The trouble with looking at photographs is that every now and then you see something that makes you want to photograph it, while instantly seeing that it resonates with a photograph, or the work of a photographer, you admire. But is that a reason to not take the photograph?
I saw the red box in a corner, I recalled William Eggleston's pictures, I made the photograph anyway.
Coincidentally I'd made another frame earlier which involved similar colours.
It's strange, but when I tried to make colour photographs back in the days of film I could never get to grips with it. I'm not sure if it's the immediate feedback that the digital screen gives which has helped me see in colour, or the fact that there is much more serious colour photography to be seen these days. Back in the late 1970s and early 1980s black and white was still the chosen medium of serious photography in mainstream circles despite it being the time we now consider when colour was breaking new ground.
It was certainly the case that the 'contemporary' artists I learned about at college where those who had been working ten or more years earlier. I guess this was, and still is, because it's difficult to know the true worth of work being created right now. Much of the bleeding edge will inevitably be dismissed as rubbish no matter how trendy it is or how high a price it can command.

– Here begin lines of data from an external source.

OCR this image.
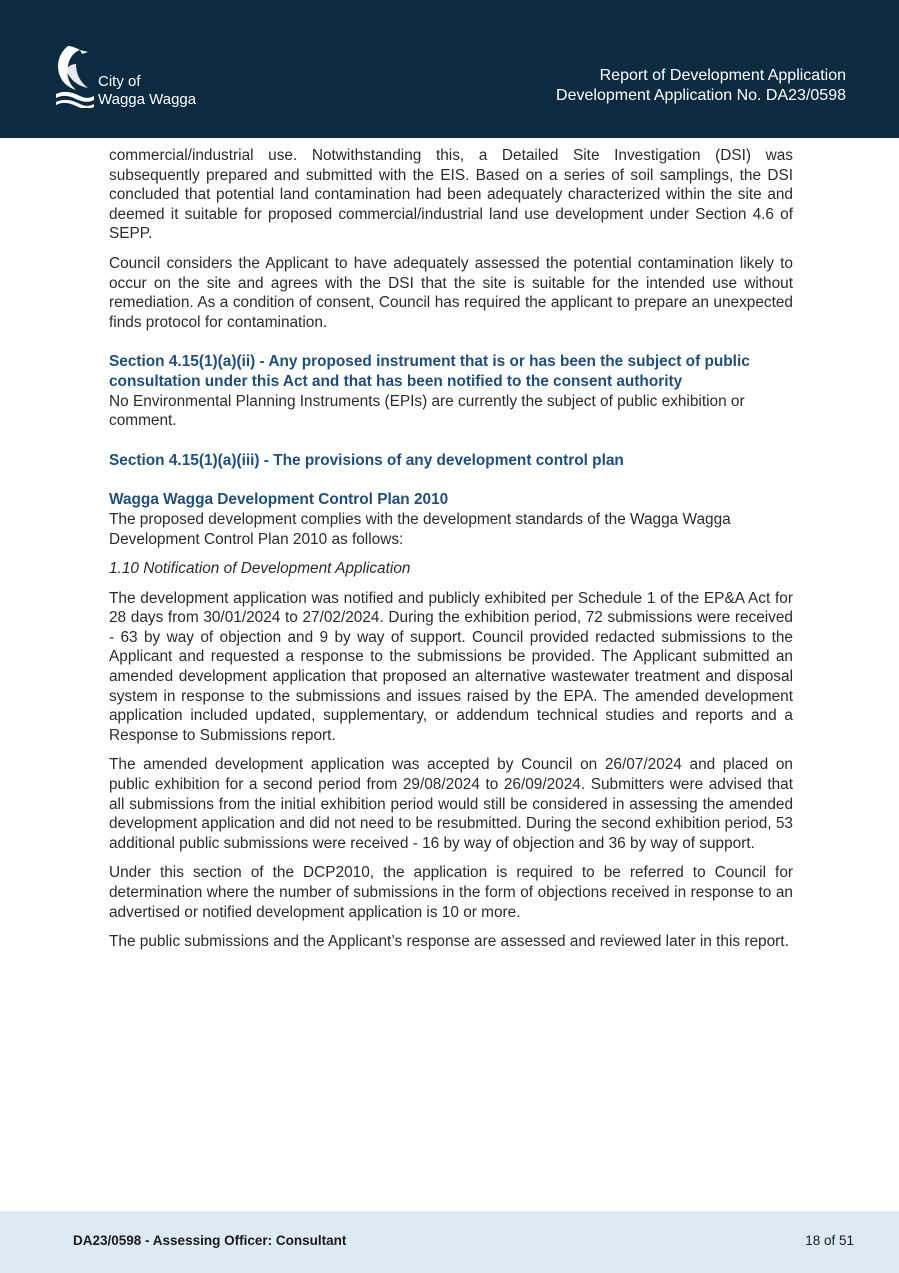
City of
Wagga Wagga
Report of Development Application
Development Application No. DA23/0598

commercial/industrial use. Notwithstanding this, a Detailed Site Investigation (DSI) was subsequently prepared and submitted with the EIS. Based on a series of soil samplings, the DSI concluded that potential land contamination had been adequately characterized within the site and deemed it suitable for proposed commercial/industrial land use development under Section 4.6 of SEPP.

Council considers the Applicant to have adequately assessed the potential contamination likely to occur on the site and agrees with the DSI that the site is suitable for the intended use without remediation. As a condition of consent, Council has required the applicant to prepare an unexpected finds protocol for contamination.

Section 4.15(1)(a)(ii) - Any proposed instrument that is or has been the subject of public consultation under this Act and that has been notified to the consent authority

No Environmental Planning Instruments (EPIs) are currently the subject of public exhibition or comment.

Section 4.15(1)(a)(iii) - The provisions of any development control plan
Wagga Wagga Development Control Plan 2010

The proposed development complies with the development standards of the Wagga Wagga Development Control Plan 2010 as follows:

1.10 Notification of Development Application

The development application was notified and publicly exhibited per Schedule 1 of the EP&A Act for 28 days from 30/01/2024 to 27/02/2024. During the exhibition period, 72 submissions were received - 63 by way of objection and 9 by way of support. Council provided redacted submissions to the Applicant and requested a response to the submissions be provided. The Applicant submitted an amended development application that proposed an alternative wastewater treatment and disposal system in response to the submissions and issues raised by the EPA. The amended development application included updated, supplementary, or addendum technical studies and reports and a Response to Submissions report.

The amended development application was accepted by Council on 26/07/2024 and placed on public exhibition for a second period from 29/08/2024 to 26/09/2024. Submitters were advised that all submissions from the initial exhibition period would still be considered in assessing the amended development application and did not need to be resubmitted. During the second exhibition period, 53 additional public submissions were received - 16 by way of objection and 36 by way of support.

Under this section of the DCP2010, the application is required to be referred to Council for determination where the number of submissions in the form of objections received in response to an advertised or notified development application is 10 or more.

The public submissions and the Applicant’s response are assessed and reviewed later in this report.

DA23/0598 - Assessing Officer: Consultant	18 of 51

How art comes to be judged is a theme of the current series of Reith Lectures being given by Grayson Perry on Radio Four. Well worth a listen, or a read of the transcripts. Lecture three of four is next up on Tuesday.
When asking what constitutes art Perry admits that photography is problematic. I suspect that painters (and potters!) have trouble with photography because unless the subject is arranged it is too simple. All you do is put a frame around a portion of the visual world which the camera records opto-mechanically. It is why artists have to manipulate the process of photography in some way - by creating a working methodology, making things to be photographed, altering the image in some way, making photographs which somehow critique the medium (the inevitable self-referential irony of post-modernism,)and so on.
For photographers it is the apparent simplicity and relinquishing of craft which makes photography so challenging. You have to use what the world throws at you. Unless you 'cheat' you cannot make the sky green if that's the colour you want it to be to work against the rest of the scene like an Expressionist painter can.
By the same token when photographers try to make photographs in ways which deny the medium's verisimilitude the work is all too often facile or mannered. All the photographs which stick in my mind are 'straight' photographs which keep the photographer as much out of the picture as possible. Inevitably the photographer's ideas seep into their work, by choosing what and how to frame their shots, but when the picture is made in a straightforward way the power o what is in the frame is retained. Using tricks or effects dilutes that power.
That's how I'm thinking today. Tomorrow I might have changed my mind!